Осенью 1795 года Вордсворт и его сестра поселились в Рейсдаун-Лодж, недалеко от Крюкерна, в Дорсетшире. Здесь было проведено почти два года, главным образом в изучении поэзии, и Вордсворт в некоторой степени оправился от жестокого разочарования в своих политических мечтах и обрел то ровное душевное состояние, которое одно только совместимо со здоровой продуктивностью. Здесь Кольридж, которому удалось увидеть в «Описательных набросках» нечто большее, чем обнаружила там публика, впервые познакомился с ним. Сочувствие и признательность такого интеллекта, как у Кольриджа, снабдили его тем внешним мотивом к деятельности, который является главным преимуществом популярности, и оправдали в его глазах его мнение о собственных силах. Именно тогда была по большей части написана трагедия «Пограничники» и предложен план «Лирических баллад», который дал Вордсворту ключ, чтобы вывести его из метафизического лабиринта, в котором он был запутан. Между двумя молодыми друзьями было решено, что Вордсворт должен быть философским поэтом, и, по счастливой случайности, необычной для таких заговоров, Природа уже согласилась на это устройство. В июле 1797 года двое Вордсвортов переехали в Оллфоксден в Сомерсетшире, чтобы быть ближе к Кольриджу, который тем временем женился и обосновался в Нетер-Стоуи. В ноябре «Пограничники» были закончены, и Вордсворт отправился в Лондон со своей сестрой, чтобы предложить ее для сцены. Добрый Гений поэта снова вмешался, пьеса была решительно отвергнута, и Вордсворт вернулся в Оллфоксден, сам став героем той первой трагикомедии, столь обычной для молодых авторов.

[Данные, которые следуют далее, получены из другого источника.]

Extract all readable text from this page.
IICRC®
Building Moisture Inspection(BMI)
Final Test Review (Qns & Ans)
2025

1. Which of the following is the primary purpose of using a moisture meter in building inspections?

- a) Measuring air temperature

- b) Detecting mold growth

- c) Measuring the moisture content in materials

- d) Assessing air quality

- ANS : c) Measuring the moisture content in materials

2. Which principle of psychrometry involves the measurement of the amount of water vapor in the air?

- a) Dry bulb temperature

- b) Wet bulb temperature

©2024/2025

Пьеса имеет прекрасные отрывки, но она так же нереальна, как «Джейн Эйр». Она разделяет со многими повествовательными поэмами Вордсворта недостаток написания для иллюстрации абстрактной моральной теории, так что властный тезис постоянно прижимает поэзию к стене. Примененное к драме, такое предопределение делает всех персонажей марионетками и лишает их способности быть характерами. Вордсворт, по-видимому, почувствовал это, когда опубликовал «Пограничников» в 1842 году, и говорит в примечании, что она была «сначала написана... без всякого вида на ее представление на сцене». Но он ошибался. Современные письма Кольриджа к Коттлу показывают, что он долго не оставлял надежды на то, что ее примет какой-нибудь театральный менеджер.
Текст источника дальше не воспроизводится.